Feature Engineering with OpenEO - Use Case 1 #190

earthpulse · 2024-06-10T10:31:58Z

feature engineering for parcels in eurocrops (temporal aggregation on some indices, for example)

openEO should get TDS from eotdl
user should define processing pipeline (with openEO directly or abstract in etodl?)
exectue process in openeo backend
ingest outputs in eotdl as a feature store

Patrick1G · 2024-10-09T07:34:25Z

@jdries @juansensio @jamesemwheeler
Here is a more detailed specification of this use case:

As a user, I want to make use of the EuroCrops dataset in EOTDL, create a filtered subset (EOTDL functionality) and use openEO from within EOTDL to generate predictive features from S1 and S2 time series, then train a model in EOTDL, and use run inference with that model in CDSE.
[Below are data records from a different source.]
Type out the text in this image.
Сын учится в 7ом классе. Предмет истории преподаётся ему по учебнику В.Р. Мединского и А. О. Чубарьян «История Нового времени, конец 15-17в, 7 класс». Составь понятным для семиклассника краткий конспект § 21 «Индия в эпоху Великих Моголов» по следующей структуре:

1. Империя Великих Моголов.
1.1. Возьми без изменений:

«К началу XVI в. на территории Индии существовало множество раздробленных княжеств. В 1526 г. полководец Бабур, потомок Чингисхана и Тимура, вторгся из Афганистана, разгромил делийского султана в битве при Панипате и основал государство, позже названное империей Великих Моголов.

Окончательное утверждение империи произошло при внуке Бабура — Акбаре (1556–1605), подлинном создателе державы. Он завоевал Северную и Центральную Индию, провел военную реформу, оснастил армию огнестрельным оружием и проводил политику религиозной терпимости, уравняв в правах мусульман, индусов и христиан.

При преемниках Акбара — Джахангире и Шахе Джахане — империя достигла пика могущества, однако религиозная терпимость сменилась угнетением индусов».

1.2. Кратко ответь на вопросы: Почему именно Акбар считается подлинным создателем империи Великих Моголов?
find and explore the EuroCropsDataset, stage it in the EODTL workspace
filter the EuroCropsDataset dataset using EOTDL functionality, to create a subset of parcels,
e.g., 8 crop classes, each with 1000 examples, for one country
run feature engineering with openEO, creating temporal metrics from a S1 and S2 time series (temporally optimised for crops classe of interest). Store feature engineering process graph with the training datsets in EOTDL
Use EOTDL functionality to train a model (for this the features need to be retrieved..). Store the model along with the openEO process graph in EOTDL.
Use the model to run inference (from within EOTDL?) in an openEO platform such as CDSE or openEO platform. Make use of the feature engineering process graph stored along with the EOTDL model.

juansensio · 2024-10-29T14:01:35Z

Define the list of features that we want to compute for this task.

We can reuse the S1 and S2 pipelines from world cereal (features already validated).

HansVRP · 2024-10-30T13:27:06Z

Below I share an example on how we typically access custom STAC collections:

openeo-community-examples/python/LoadStac/load-stac-item-example.ipynb

HansVRP · 2024-10-30T13:30:55Z

The example provided in:
https://github.com/earthpulse/eotdl/blob/main/tutorials/notebooks/forest-map.ipynb

Feels like a more natural approach and a workflow we could provide as well.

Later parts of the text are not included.